NSW’s building watchdog has issued a scathing warning to dodgy developers after a Sydney apartment complex was issued an order to correct “serious damage” which could lead to “the threat of collapse” if unresolved.
On Monday, Building Commission NSW issued a Building Work Rectification Order (BWRO) to developer Greenland Australia over the Lachlan’s Line building at 23 Halifax St, Macquarie Park.
The order identified “serious damage” and deterioration in the concrete slabs at joint locations between the basement and ground floor, which could “cause the basement slab to fail, and threaten the long-term stability of the building”.
But Building Commission NSW says there is no danger to the residents of that building.
“The order, issued on the 15 January 2024 to the 23 Halifax Street developer, relates to the long-term durability of the basement levels of the building, not to any units within the complex. The issue is not structural,” it said in a statement.

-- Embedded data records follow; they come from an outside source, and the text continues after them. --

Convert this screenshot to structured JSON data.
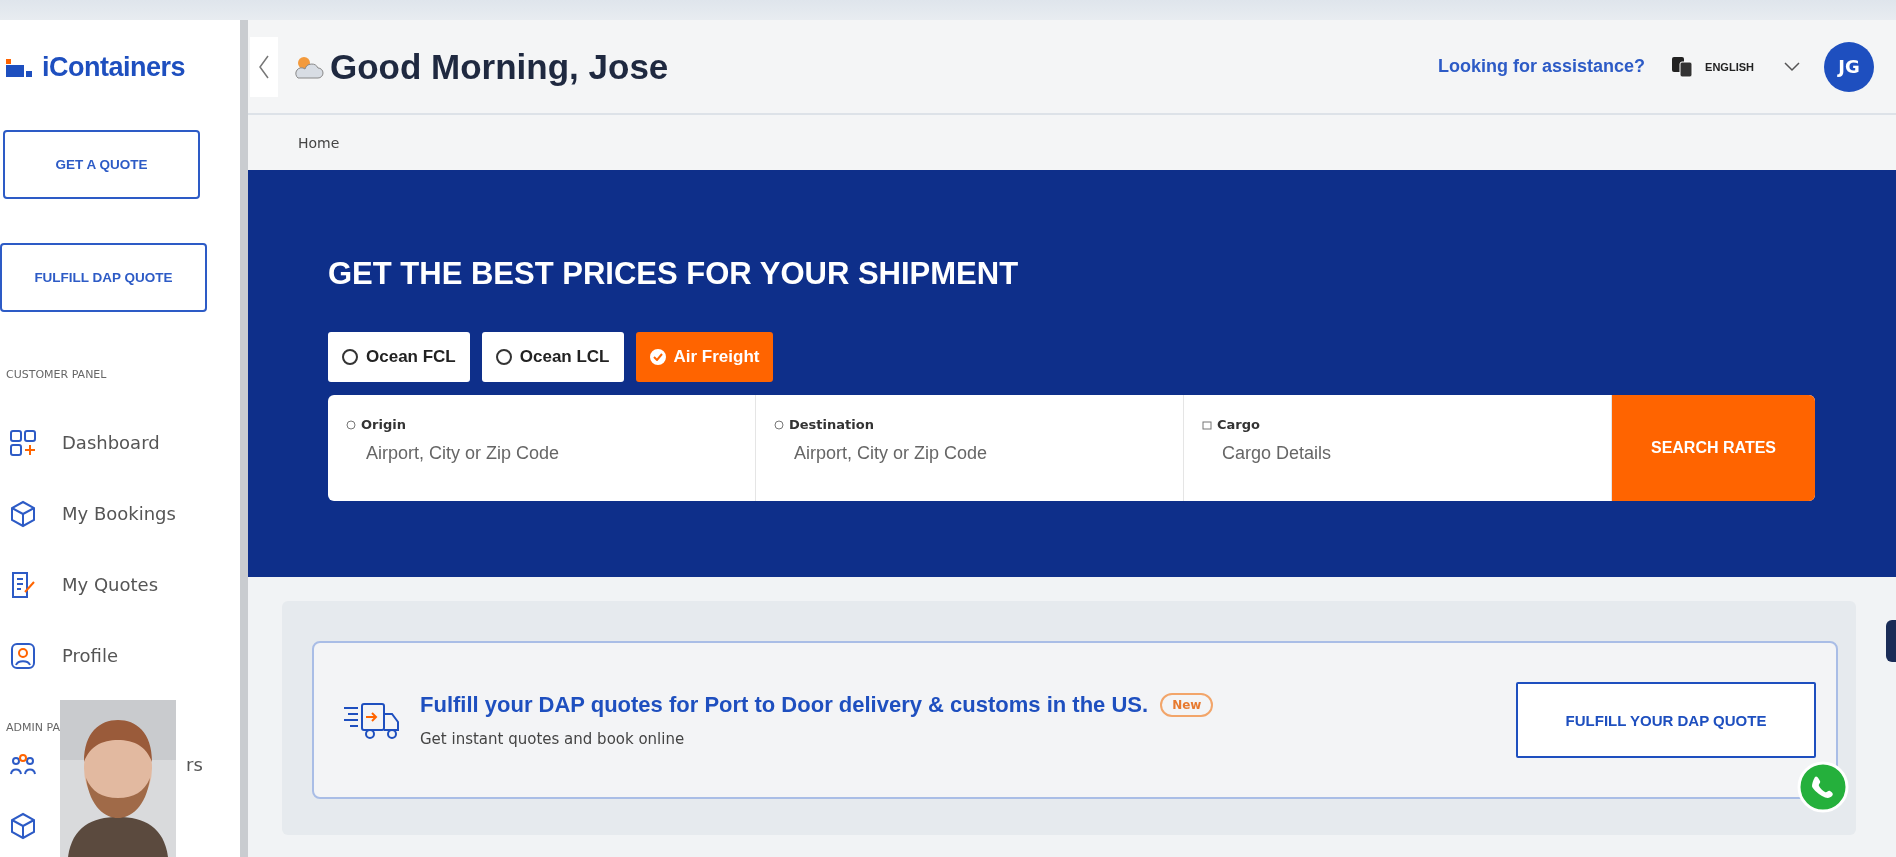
{
  "sidebar": {
    "logo": "iContainers",
    "buttons": [
      "GET A QUOTE",
      "FULFILL DAP QUOTE"
    ],
    "customer_heading": "CUSTOMER PANEL",
    "items": [
      {
        "kind": "dashboard",
        "label": "Dashboard",
        "selected": false
      },
      {
        "kind": "bookings",
        "label": "My Bookings",
        "selected": false
      },
      {
        "kind": "quotes",
        "label": "My Quotes",
        "selected": false
      },
      {
        "kind": "profile",
        "label": "Profile",
        "selected": false
      }
    ],
    "admin_heading": "ADMIN PA",
    "admin_items": [
      {
        "kind": "users",
        "label": "rs"
      },
      {
        "kind": "bookings"
      }
    ]
  },
  "header": {
    "greeting": "Good Morning, Jose",
    "assistance_link": "Looking for assistance?",
    "language": "ENGLISH",
    "avatar": "JG"
  },
  "breadcrumb": "Home",
  "hero": {
    "title": "GET THE BEST PRICES FOR YOUR SHIPMENT",
    "modes": [
      {
        "label": "Ocean FCL",
        "selected": false
      },
      {
        "label": "Ocean LCL",
        "selected": false
      },
      {
        "label": "Air Freight",
        "selected": true
      }
    ],
    "fields": [
      {
        "kind": "location",
        "label": "Origin",
        "placeholder": "Airport, City or Zip Code"
      },
      {
        "kind": "location",
        "label": "Destination",
        "placeholder": "Airport, City or Zip Code"
      },
      {
        "kind": "cargo",
        "label": "Cargo",
        "placeholder": "Cargo Details"
      }
    ],
    "search_button": "SEARCH RATES"
  },
  "promo": {
    "title": "Fulfill your DAP quotes for Port to Door delivery & customs in the US.",
    "badge": "New",
    "subtitle": "Get instant quotes and book online",
    "button": "FULFILL YOUR DAP QUOTE"
  }
}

NSW’s Building Commissioner David Chandler has issued a broader warning to any developer who cuts corners or attempts to scapegoat blame to certifiers, builders, designers and engineers.
“You can make good choices and bad choices. That message is starting to get through to developers now,” he said.
“Stop making the shoddy decisions that you used to once make.”
Mr Chandler said he was “confident” the developers had given him assurances that the defects will be rectified, and said Greenland Australia should be liable for the cost of repairs.
“You can count on it, they will be,” he said.
“I want the public to understand there’s no imminent risk to this building or the safety of the people in it,” he added.
Earlier on Tuesday, NSW Acting Building Minister Paul Scully reiterated that the defects were not structural and did not pose a safety risk to residents.
Mr Scully urged owners to work with the NSW Building Commissioner on the rectification of the building and said concerns over long-term durability were “completely fixable”.
“There’s a program of works that needs to be done over the coming months but you should not be fearful of your unit. There is no structural concern,” he said.
He said the order should put dodgy developers and builders on notice.
“This is an example of the Building Commissioner doing exactly what we set it up to do,” Mr Scully said.
“There’s no doubt there’s been some confidence issues creep into some of the builds … the Building Commissioner is doing the good work that we expected him to do.”
Issuing a response on Wednesday night, the Shanghai-founded group said it had been “fully co-operating” with Building Commission NSW after it received the draft order in October, and said there was “no risk of collapse of the building’s towers”.
“Greenland engaged multiple, suitably qualified engineering consultants to undertake investigations in accordance with the requests of the Commission, within the Draft BWRO,” it said.
“Their initial investigations have identified the BWRO issues are localised in the lower car park levels only and that there is no risk of collapse of the building’s towers.
“There is no serious damage or serious structural defects at the project, as some media outlets have claimed.”
The developers said it had “undertaken additional investigations” and remained committed to “working closely with the Commission to satisfactorily resolve the situation”.
It also said there were no other buildings under its portfolio which was impacted by this issue.
In a statement sent on Wednesday afternoon, the Building Commission also said there was no immediate threat posed by the defects.
“There is no danger to the residents who live in the apartments at 23 Halifax Street, Macquarie Park from the defects identified which relate to the long-term durability of the basement levels of the building only, not to any units within the complex,” a spokesperson said.
The Lachlan's ’s Line development was completed in February 2020 and built by GN Residential Construction Pty Ltd.
In June 2023, NSW Fair Trading permanently disqualified its contractor license, and imposed a 10-year disqualification on its director Nicholas Kodomichalos, after 18-year-old apprentice Christopher Cassaniti died at the Lachlan’s Line project in April 2019.
He suffered fatal injuries after overloaded scaffolding collapsed on him, trapping Mr Cassaniti and another worker who was critically injured in the incident.